On examination, none of these turn out to be valid. (They’re all the same reasons that were given in the RaceFail09 storm too.)
· That is, while fewer women do submit, the quality of work being submitted by women is higher – men tend to be over-confident (due to how they’re nurtured in modern society) and women tend to be under-confident; so men send work out quickly, in early draft stages, and women send it out later, when it’s been polished.
· And “right” kind of stories, obviously, depends on what sort of audience we’re thinking about. Given that most readers turn out to be women (and this holds true for almost all genres of fiction and many genres of non-fiction as well), it turns out to be not the case that women won’t read women’s writing. True, they will also often read most men’s writing -- unlike many men, who refuse to read any women’s writing.
· Number 3, sadly, is valid. Many women, having huge demands on their time from family and their men and their jobs, if they don’t see some success in the publishing world within a reasonable period, will quit trying. This is even more likely to be true if their family, their men, and their jobs do not support them as writers and if the publishing world tells them (as it currently does) that women aren’t worth taking seriously as writers. (Twilight! What crap! Harry Potter! That’s for kids! But Joss Whedon! He’s a GENIUS!)
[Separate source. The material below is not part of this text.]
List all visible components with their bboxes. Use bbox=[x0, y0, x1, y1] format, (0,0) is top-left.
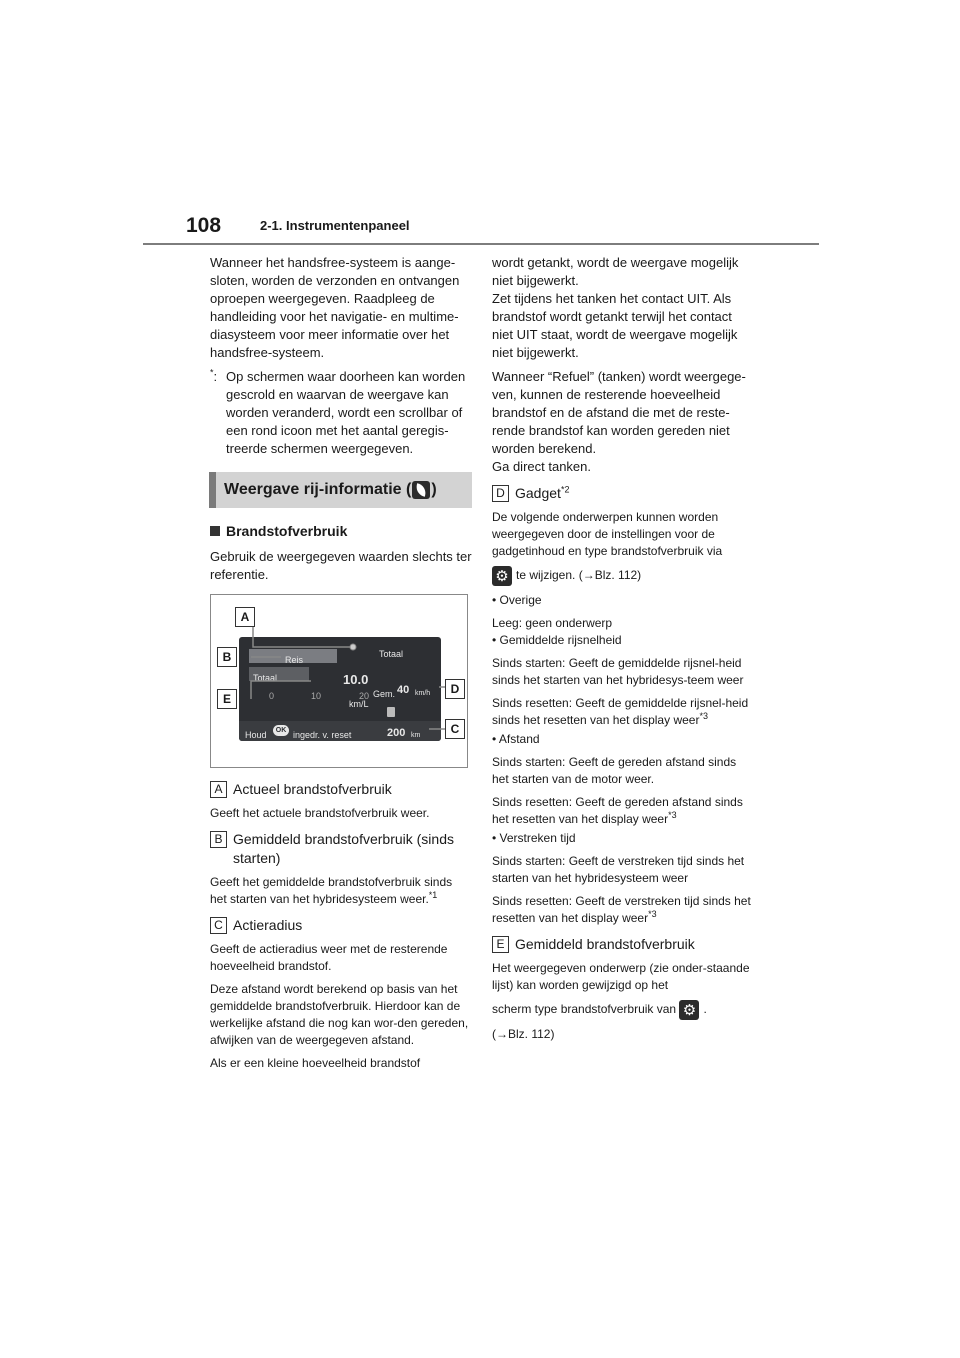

· Number 4 is one of those points that can’t be argued with in this world. In a hypothetical world, we can argue the crap out of it. Or we can argue by analogy. It used to be said, for instance, that women could not be classical musicians. (We’re still told that they just can’t be composers.) And we knew women couldn’t be classical musicians because look – no women classical musicians! Every time a woman auditioned, pssh! No symphony took her. Because she was crap, obviously, compared to the guys auditioning. Then here’s an odd thing. Let’s try this, one symphony said. Let’s let the musician audition behind a curtain, so the judges can’t see anything about them, not what they look like, or how they dress, or – you know – what gender they are. And when that started happening, oddly enough, we started having classical musicians who were women. Amazing. Same thing with classics journals, btw. Used to be, no articles (or very few) being published in classics journals were by women. Because – you know – women just couldn’t think critically. Or do Latin. Or whatever. Then they went to blind submissions. Now? Very nearly half of all publications in classics are by women. Well, in the publishing world we’re not ready to take such a radical leap, because (here’s news that will shock you) publishers and editors don’t actually go into any edition blind – they actually solicit writers. That is, they often choose who they publish before an anthology or edition is put together, asking writers they know to send work to them. (Two guesses whether they are going to choose writers who are already famous or not. One guess about what sex that writer is most likely to be.) We do have information, however, about what happens when a woman writer chooses a male name and submits work under that – George Eliot did it in the 19th century, Alice Sheldon did it in the 1950s, J.K. Rowling did it in the 1990s, James Chartrand did it on Craigslist. (1) You get published more readily. (2) You make more money (3) You get taken more seriously. (Alice Sheldon (as James Tiptree Jr) won dozens of awards and touched off a firestorm in the SF world when it was revealed (at last) that she was not a reclusive man but a woman scientist. The (male) SF writers who had lauded her work were infuriated.)
This will be a class, not on how evil men are and how they have oppressed women and how much we hates them, precious – but on women’s writing. On women’s literature. How it gets created. How it gets silenced. Why it is important. And why we cannot quit.